We’ve all heard the same statistics in the media;
- 1 in 4 people in the UK will experience mental health problems
- 10% of mothers and 6% of fathers in the UK have mental health problems at any given time
- 4-10% of people in England will experience depression in their lifetime
But even with those statistics many people think that they’ll be one of the 3 people who won’t experience mental illness. It’s still easy to rule yourself out of being affected. It’s still hard for some people to talk about. I'll be the first to admit that there are plenty of self indulgent posts and tweets out there in the world which in the past I've found difficult and exasperating to read. But the more I'm experiencing and reading about mental health, the more it's clear that that's the right thing to do. To talk about it, to show that any body can experience it, and you can come through the other side. [EDIT: even in the few hours since this post has been up, I've had a number of people message me to tell me how they relate to this post. Please feel free to contact me if you want to talk about what you've been through or are going through, I'll never turn anybody away who wants to talk. Alternatively, please take that important step and go to your doctor.]
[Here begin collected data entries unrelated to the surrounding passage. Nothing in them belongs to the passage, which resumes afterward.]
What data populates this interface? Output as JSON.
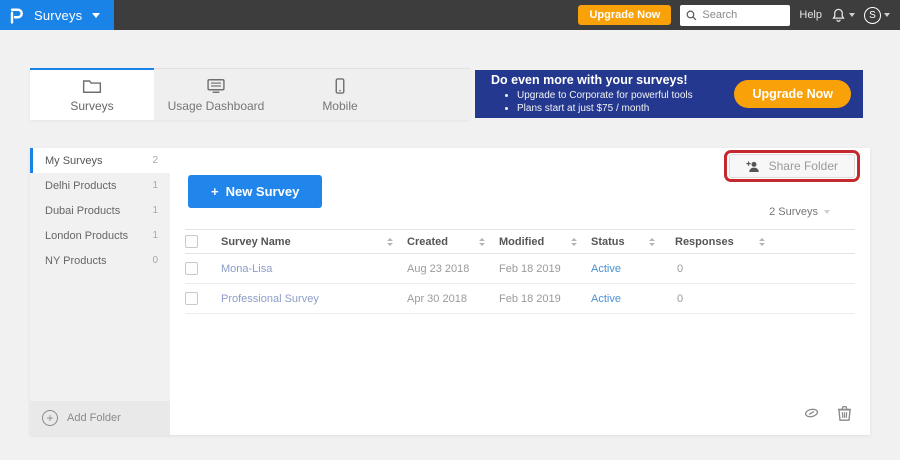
{
  "colors": {
    "accent_blue": "#1a83e8",
    "button_blue": "#2186eb",
    "orange": "#f9a109",
    "banner_navy": "#24388f",
    "annotation_red": "#c4292d",
    "status_blue": "#4a90d2",
    "link_blue": "#8b9dc7",
    "topnav_dark": "#3d3d3d"
  },
  "topnav": {
    "product_label": "Surveys",
    "upgrade_label": "Upgrade Now",
    "search_placeholder": "Search",
    "help_label": "Help",
    "avatar_initial": "S"
  },
  "tabs": [
    {
      "label": "Surveys",
      "icon": "folder-icon",
      "active": true
    },
    {
      "label": "Usage Dashboard",
      "icon": "dashboard-icon",
      "active": false
    },
    {
      "label": "Mobile",
      "icon": "mobile-icon",
      "active": false
    }
  ],
  "banner": {
    "title": "Do even more with your surveys!",
    "bullets": [
      "Upgrade to Corporate for powerful tools",
      "Plans start at just $75 / month"
    ],
    "cta_label": "Upgrade Now"
  },
  "sidebar": {
    "items": [
      {
        "label": "My Surveys",
        "count": "2",
        "active": true
      },
      {
        "label": "Delhi Products",
        "count": "1",
        "active": false
      },
      {
        "label": "Dubai Products",
        "count": "1",
        "active": false
      },
      {
        "label": "London Products",
        "count": "1",
        "active": false
      },
      {
        "label": "NY Products",
        "count": "0",
        "active": false
      }
    ],
    "add_folder_label": "Add Folder",
    "plus_glyph": "+"
  },
  "main": {
    "new_survey_plus": "+",
    "new_survey_label": "New Survey",
    "share_folder_label": "Share Folder",
    "count_dropdown_label": "2 Surveys",
    "table": {
      "columns": {
        "name": "Survey Name",
        "created": "Created",
        "modified": "Modified",
        "status": "Status",
        "responses": "Responses"
      },
      "rows": [
        {
          "name": "Mona-Lisa",
          "created": "Aug 23 2018",
          "modified": "Feb 18 2019",
          "status": "Active",
          "responses": "0"
        },
        {
          "name": "Professional Survey",
          "created": "Apr 30 2018",
          "modified": "Feb 18 2019",
          "status": "Active",
          "responses": "0"
        }
      ]
    }
  }
}
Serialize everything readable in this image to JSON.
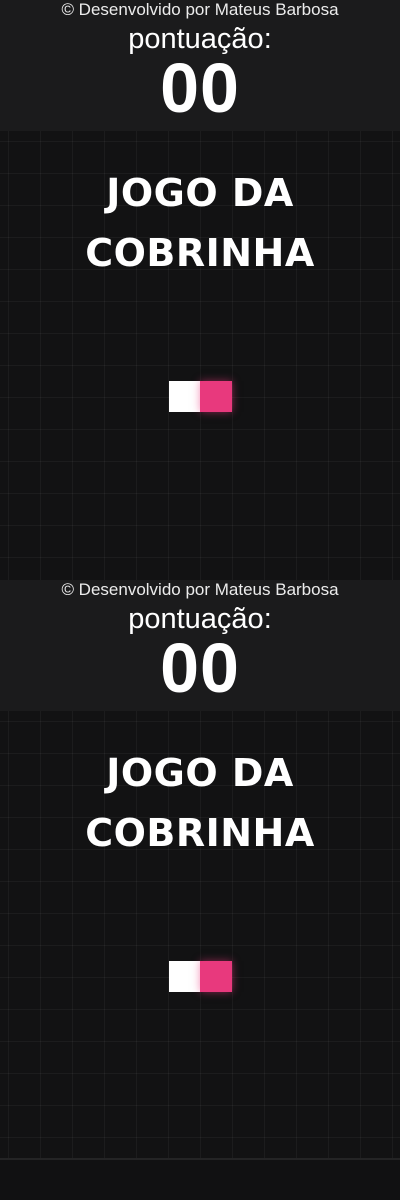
{
  "header": {
    "credit": "© Desenvolvido por Mateus Barbosa",
    "score_label": "pontuação:",
    "score_value": "00"
  },
  "game": {
    "title_line1": "JOGO DA",
    "title_line2": "COBRINHA",
    "snake_segments": [
      "body",
      "head"
    ],
    "colors": {
      "background": "#111112",
      "header": "#1b1b1c",
      "snake_body": "#ffffff",
      "snake_head": "#e8397d"
    }
  }
}
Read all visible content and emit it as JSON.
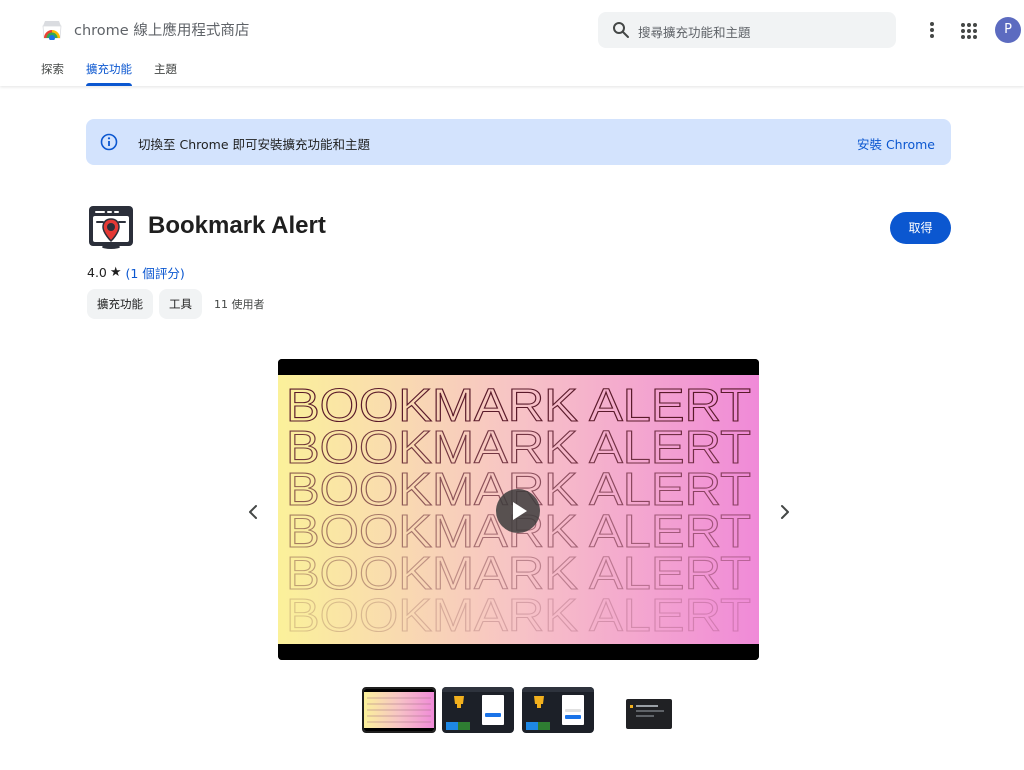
{
  "header": {
    "brand": "chrome 線上應用程式商店",
    "search_placeholder": "搜尋擴充功能和主題",
    "avatar_letter": "P",
    "tabs": [
      {
        "label": "探索",
        "active": false
      },
      {
        "label": "擴充功能",
        "active": true
      },
      {
        "label": "主題",
        "active": false
      }
    ]
  },
  "banner": {
    "message": "切換至 Chrome 即可安裝擴充功能和主題",
    "install_link": "安裝 Chrome"
  },
  "item": {
    "title": "Bookmark Alert",
    "get_button": "取得",
    "rating_value": "4.0",
    "rating_count": "(1 個評分)",
    "chips": [
      "擴充功能",
      "工具"
    ],
    "users": "11 使用者"
  },
  "media": {
    "video_text": "BOOKMARK ALERT",
    "gradient_colors": [
      "#fbf19a",
      "#f7c3c6",
      "#f08ad8"
    ],
    "thumbnail_count": 4,
    "selected_thumbnail": 1
  },
  "colors": {
    "accent": "#0b57d0",
    "banner_bg": "#d3e3fd",
    "chip_bg": "#f1f3f4"
  }
}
So here’s me. Let’s start this conversation. Today is depression.
In the last 12 months, my life has changed dramatically. At the start of 2015 I was living in London with a long distance, long-term boyfriend and living with two of my closest friends whilst struggling to really figure out what I wanted to do with my life. I had completed a Masters degree a couple of years previously but wasn’t having any luck with following that route through life. I enjoyed my job but didn’t have any energy at the end of the day to do much socialising nor did I have any spare cash for fun things and, in truth, I was a bit bored. London was draining my happiness away even though I had based 8 years of my life there and moving anywhere seemed like a huge gamble.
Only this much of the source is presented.